I'm not sure about the Glasstones, but the Shapton Pro 1000 I have is harder than the Norton 4000/8000 I have. It isn't as hard as a Spyderco bench hone but I've had no problems with any gouging.
 
Great finishing hones. I think the medium is great for a general purpose finished edge, the fine and ultrafine if you want to optimize push cutting over agressiveness. One tip, don't use a solvent to clean the stone and put it back into the plastic case until it's THOROUGHLY dried off. I cleaned my medium stone with some gunscrubber (1,1,1 trichlor) and toweled it off so it was dry to the touch, when I got back to it the next day the plastic from the case was all over the stone surface and some of it is still soaked into the pores, makes for a slow cutting stone.
 
My Shapton Glasstones haven't gouged once, even putting microbevels on my ZDP Caly Jr, which loves to whittle off a layer of my Norton stone when I get sloppy. The Shaptons are hard, cut good, and are slow to dish.
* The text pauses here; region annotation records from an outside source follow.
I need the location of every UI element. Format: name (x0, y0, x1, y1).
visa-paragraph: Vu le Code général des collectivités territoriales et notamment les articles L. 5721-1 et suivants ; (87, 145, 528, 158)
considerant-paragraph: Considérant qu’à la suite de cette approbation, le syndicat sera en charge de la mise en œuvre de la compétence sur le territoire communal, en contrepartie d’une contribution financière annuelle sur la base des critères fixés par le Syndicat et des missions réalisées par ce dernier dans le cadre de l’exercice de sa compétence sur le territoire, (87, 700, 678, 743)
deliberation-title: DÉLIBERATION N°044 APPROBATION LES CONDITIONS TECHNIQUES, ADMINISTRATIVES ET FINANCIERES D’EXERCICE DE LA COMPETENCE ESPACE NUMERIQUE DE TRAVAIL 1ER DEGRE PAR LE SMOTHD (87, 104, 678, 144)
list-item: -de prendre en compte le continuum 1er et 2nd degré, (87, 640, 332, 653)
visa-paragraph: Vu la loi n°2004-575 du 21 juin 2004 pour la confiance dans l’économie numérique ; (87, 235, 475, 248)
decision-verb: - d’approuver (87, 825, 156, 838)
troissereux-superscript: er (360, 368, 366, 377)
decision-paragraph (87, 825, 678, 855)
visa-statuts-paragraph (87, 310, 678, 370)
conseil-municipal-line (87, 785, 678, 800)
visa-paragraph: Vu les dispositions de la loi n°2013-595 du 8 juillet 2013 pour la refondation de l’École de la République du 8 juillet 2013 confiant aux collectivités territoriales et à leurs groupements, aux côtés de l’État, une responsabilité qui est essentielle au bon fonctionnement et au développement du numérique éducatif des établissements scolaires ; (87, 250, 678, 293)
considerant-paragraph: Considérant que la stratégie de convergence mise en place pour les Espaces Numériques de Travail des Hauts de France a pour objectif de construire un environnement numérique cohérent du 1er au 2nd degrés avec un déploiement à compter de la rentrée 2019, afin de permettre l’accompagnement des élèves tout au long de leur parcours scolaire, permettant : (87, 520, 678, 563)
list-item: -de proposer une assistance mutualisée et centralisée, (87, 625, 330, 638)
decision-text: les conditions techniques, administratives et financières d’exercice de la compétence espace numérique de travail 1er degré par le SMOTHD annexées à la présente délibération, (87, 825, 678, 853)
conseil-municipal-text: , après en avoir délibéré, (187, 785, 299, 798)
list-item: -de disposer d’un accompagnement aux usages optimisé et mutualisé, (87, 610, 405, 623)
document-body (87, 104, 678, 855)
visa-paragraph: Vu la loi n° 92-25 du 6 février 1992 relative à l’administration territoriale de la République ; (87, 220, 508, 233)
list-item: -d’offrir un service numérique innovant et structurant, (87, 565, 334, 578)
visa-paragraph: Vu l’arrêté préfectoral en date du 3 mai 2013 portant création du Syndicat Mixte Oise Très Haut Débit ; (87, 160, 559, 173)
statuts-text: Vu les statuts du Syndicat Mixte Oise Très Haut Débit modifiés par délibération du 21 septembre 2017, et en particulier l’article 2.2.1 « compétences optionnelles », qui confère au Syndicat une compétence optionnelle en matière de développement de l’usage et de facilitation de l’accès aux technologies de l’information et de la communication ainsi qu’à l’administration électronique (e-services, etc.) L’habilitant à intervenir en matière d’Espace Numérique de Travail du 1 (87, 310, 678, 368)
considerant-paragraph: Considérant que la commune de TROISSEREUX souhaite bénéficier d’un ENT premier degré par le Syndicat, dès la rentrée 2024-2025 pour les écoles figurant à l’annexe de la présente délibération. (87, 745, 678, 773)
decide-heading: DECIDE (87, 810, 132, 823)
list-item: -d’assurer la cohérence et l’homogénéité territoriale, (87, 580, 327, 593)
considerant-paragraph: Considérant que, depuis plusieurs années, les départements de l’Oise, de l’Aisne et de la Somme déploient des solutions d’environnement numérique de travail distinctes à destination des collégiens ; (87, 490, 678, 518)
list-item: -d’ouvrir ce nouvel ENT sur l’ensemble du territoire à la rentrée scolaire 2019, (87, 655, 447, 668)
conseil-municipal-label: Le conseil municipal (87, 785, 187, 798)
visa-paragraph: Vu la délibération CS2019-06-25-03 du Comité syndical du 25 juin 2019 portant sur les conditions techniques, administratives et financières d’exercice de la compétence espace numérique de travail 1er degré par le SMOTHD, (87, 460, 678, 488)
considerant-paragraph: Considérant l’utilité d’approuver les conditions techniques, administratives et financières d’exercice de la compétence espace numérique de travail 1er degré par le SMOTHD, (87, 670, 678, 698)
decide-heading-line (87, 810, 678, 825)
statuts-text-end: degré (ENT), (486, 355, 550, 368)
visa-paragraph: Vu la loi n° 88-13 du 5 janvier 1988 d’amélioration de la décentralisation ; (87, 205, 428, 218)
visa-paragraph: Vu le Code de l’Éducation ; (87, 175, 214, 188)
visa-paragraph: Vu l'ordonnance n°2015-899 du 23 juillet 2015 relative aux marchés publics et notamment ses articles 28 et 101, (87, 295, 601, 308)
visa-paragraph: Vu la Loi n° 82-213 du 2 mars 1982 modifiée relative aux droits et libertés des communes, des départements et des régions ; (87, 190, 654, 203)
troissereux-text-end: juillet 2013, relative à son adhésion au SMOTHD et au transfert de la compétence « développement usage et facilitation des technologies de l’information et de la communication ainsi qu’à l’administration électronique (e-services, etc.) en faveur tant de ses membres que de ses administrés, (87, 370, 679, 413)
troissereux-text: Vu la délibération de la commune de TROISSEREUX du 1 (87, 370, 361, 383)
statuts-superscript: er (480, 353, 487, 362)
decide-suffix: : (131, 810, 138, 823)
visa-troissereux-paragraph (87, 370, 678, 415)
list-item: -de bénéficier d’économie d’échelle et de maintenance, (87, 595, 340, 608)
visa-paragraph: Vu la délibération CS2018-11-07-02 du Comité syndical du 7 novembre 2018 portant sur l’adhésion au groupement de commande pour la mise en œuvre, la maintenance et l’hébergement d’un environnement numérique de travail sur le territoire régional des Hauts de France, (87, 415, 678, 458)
Cliff, you make a good point about the AO stones vs. diamonds on high/coarse carbide steels. In my experience the Glasstones, Spydercos, & DMT's cut those types of steels just fine (except fot the burring the Spydercos were giving me with ZDP, but that was probably more me than the stones), and AO polishing tapes finish off the edges to mirrors pretty easily after that. Maybe the AO in lighter force at finer grits works better than the coarser grit AO stones on these steels because the coarser DMT's, Glasstones, or Spyderco stones have already cut the carbides to form a fine edge that is easy to refine at the point where I use the lapping films?